Fazendo valer a referência ao título da obra mais conhecida do escritor mineiro, talvez, em nível macrossocial, o Brasil tenha perdido um encontro marcado com a educação. Isso se deve ao fato, denunciado por O Pharol, de que, mesmo com R$ 1,2 bilhão a serem destinados à infraestrutura do ensino básico no país no primeiro semestre deste ano, o MEC não investiu um único centavo nesse fim. Deve-se também à recusa do Governo Bolsonaro de assegurar conectividade aos estudantes e professores de escolas públicas, mesmo durante as atividades escolares remotas adotadas como medida extraordinária de enfrentamento à Covid-19. Deve-se ainda à cruzada do Governo federal e seus aliados empreendida contra o Fundo de Manutenção e Desenvolvimento da Educação Básica e de Valorização dos Profissionais da Educação (Fundeb) no ano passado. Deve-se, antes mesmo disso, ainda no Governo Temer, à Emenda Constitucional 95, que estabeleceu um teto de gastos, limitando investimentos em políticas públicas. E se deve agora à Proposta de Emenda à Constituição (PEC) 13/2021, aprovada em primeiro turno no Senado no último dia 15, que autoriza prefeitos e governadores a descumprirem os pisos mínimos de investimento em educação nos anos de 2020 e 2021, sem risco de punições.
Se o próprio Ministério da Educação parece querer e dizer, ao longo de toda a pandemia, que a educação pública “dance” (num sentido pejorativo que substitui outro verbo de sonoridade similar), tentar fazer da queda um passo de dança foi uma tarefa muito empreendida individualmente e/ou de forma microcoletiva, dependendo da força de vontade de cada docente, de cada escola.
Juiz de Fora inicia nesta semana o processo de retorno às aulas presenciais, em modelo híbrido e dentro dos protocolos sanitários divulgados pela Prefeitura. A última versão do documento, publicada no dia 14 de setembro, reduziu o distanciamento de 1,5 metro para 90 centímetros, exceto em área de alimentação, e aumentou a utilização dos espaços das instituições de ensino, bem como do transporte escolar, para 50% da capacidade por vez, seguindo os mesmos números adotados pelo estado de Minas Gerais). O Pharol aproveita este momento, contudo, para lembrar que não se trata de um recomeço, mas de uma sequência, que não apaga esforços empenhados, a duras penas, desde março do ano passado, quando as atividades desenvolvidas no espaço físico das escolas tiveram que ser suspensas.

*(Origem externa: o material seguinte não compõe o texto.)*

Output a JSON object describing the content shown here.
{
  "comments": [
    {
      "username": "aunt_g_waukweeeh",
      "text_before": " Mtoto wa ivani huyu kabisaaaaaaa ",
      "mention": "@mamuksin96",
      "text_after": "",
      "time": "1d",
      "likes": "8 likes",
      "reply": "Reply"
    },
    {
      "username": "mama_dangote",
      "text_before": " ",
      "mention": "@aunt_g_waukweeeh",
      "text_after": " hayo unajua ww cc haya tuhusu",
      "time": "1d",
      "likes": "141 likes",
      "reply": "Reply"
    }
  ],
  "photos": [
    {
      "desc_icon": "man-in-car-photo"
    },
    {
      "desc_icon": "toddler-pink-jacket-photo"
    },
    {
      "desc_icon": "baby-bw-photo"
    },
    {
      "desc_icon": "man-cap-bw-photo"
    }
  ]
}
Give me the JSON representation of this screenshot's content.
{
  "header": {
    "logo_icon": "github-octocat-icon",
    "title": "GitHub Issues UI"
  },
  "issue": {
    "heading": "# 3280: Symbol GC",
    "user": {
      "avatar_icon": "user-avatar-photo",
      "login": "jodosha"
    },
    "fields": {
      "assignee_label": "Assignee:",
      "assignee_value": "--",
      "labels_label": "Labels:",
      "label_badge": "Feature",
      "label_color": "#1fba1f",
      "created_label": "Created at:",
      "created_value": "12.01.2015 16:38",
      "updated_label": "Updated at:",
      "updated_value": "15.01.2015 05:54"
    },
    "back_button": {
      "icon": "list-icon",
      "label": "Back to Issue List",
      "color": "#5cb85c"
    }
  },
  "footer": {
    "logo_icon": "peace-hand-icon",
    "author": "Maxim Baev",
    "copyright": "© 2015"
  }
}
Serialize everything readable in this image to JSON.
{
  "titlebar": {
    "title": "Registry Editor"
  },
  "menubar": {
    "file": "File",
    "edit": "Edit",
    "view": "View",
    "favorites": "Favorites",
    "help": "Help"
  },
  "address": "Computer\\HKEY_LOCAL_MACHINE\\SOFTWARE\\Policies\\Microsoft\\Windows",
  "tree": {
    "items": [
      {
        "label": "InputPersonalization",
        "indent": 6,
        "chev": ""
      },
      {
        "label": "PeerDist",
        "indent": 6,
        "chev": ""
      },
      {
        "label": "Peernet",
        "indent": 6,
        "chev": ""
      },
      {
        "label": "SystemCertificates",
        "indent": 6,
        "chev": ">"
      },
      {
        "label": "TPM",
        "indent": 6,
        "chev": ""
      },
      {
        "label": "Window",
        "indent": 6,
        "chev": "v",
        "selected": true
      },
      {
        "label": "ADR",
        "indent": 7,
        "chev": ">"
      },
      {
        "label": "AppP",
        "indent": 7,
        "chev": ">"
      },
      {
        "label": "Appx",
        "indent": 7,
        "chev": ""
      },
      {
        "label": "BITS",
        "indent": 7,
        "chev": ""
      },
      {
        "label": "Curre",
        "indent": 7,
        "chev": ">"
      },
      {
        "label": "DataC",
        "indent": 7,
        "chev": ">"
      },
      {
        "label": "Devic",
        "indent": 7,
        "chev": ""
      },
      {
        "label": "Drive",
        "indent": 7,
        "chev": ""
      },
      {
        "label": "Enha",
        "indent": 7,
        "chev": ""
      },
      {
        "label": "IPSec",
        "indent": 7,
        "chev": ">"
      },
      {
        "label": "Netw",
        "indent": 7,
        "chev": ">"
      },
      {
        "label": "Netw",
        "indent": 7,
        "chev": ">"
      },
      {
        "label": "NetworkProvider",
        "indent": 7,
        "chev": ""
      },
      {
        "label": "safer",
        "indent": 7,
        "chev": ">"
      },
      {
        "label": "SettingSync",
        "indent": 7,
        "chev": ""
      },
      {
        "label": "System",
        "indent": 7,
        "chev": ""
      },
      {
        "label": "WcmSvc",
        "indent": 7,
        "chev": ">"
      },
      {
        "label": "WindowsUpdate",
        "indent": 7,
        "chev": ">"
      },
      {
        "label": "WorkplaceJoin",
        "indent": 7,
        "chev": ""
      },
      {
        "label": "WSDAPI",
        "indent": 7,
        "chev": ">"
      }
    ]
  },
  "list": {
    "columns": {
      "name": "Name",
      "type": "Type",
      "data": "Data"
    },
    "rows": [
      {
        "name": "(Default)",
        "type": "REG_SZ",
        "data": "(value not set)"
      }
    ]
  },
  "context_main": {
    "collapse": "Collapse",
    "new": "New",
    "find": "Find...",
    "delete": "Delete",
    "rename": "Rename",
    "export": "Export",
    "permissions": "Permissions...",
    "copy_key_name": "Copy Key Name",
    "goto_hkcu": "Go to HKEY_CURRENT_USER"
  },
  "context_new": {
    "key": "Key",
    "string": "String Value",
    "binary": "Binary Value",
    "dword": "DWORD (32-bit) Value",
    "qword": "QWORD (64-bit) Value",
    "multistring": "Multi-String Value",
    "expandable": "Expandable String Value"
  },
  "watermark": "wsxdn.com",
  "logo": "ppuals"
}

O baile (não) interrompido
Trabalhos como o desenvolvido pela professora Beth Scaldaferri também não começaram com a pandemia. Apesar de formada em Pedagogia, a professora atuou como bailarina profissional em uma companhia por 18 anos antes de voltar a Juiz de Fora e ingressar na educação. “Isso foi em 2014. Aí foi que eu tomei conhecimento de que já há algum tempo a rede municipal trabalhava com as quatro linguagens artísticas: dança, teatro, música e artes visuais. Todo ano é lançado um edital e me inscrevi. Falei: ‘Vamos ver o que vai dar’. E aí me encantei tanto pela rede municipal quanto por esse trabalho.”
Desde então, Beth cursou sua segunda graduação, em Artes Visuais; duas pós-graduações — uma em dança e teatro na educação e outra em metodologia do ensino de dança, teatro, música e artes visuais; e, atualmente, é aluna do mestrado profissional em dança na Universidade Federal da Bahia (UFBA). “Esse programa foi o primeiro programa de mestrado profissional no Brasil e lá também é onde está o único doutorado em dança que a gente tem no país”, conta.
“Quando retornei e entrei para a Prefeitura, comecei a lecionar nessa escola no Santa Efigênia e tenho conseguido, mesmo como contratada, permanecer durante esses oito anos na mesma escola. Então, consegui acompanhar o que a dança, o teatro, a arte podem contribuir tanto na educação quanto ali na comunidade. Meu projeto de mestrado é sobre isso: estudar a relação entre processo de criação em dança na educação básica com o processo de ensino-aprendizagem a partir da minha prática aqui.”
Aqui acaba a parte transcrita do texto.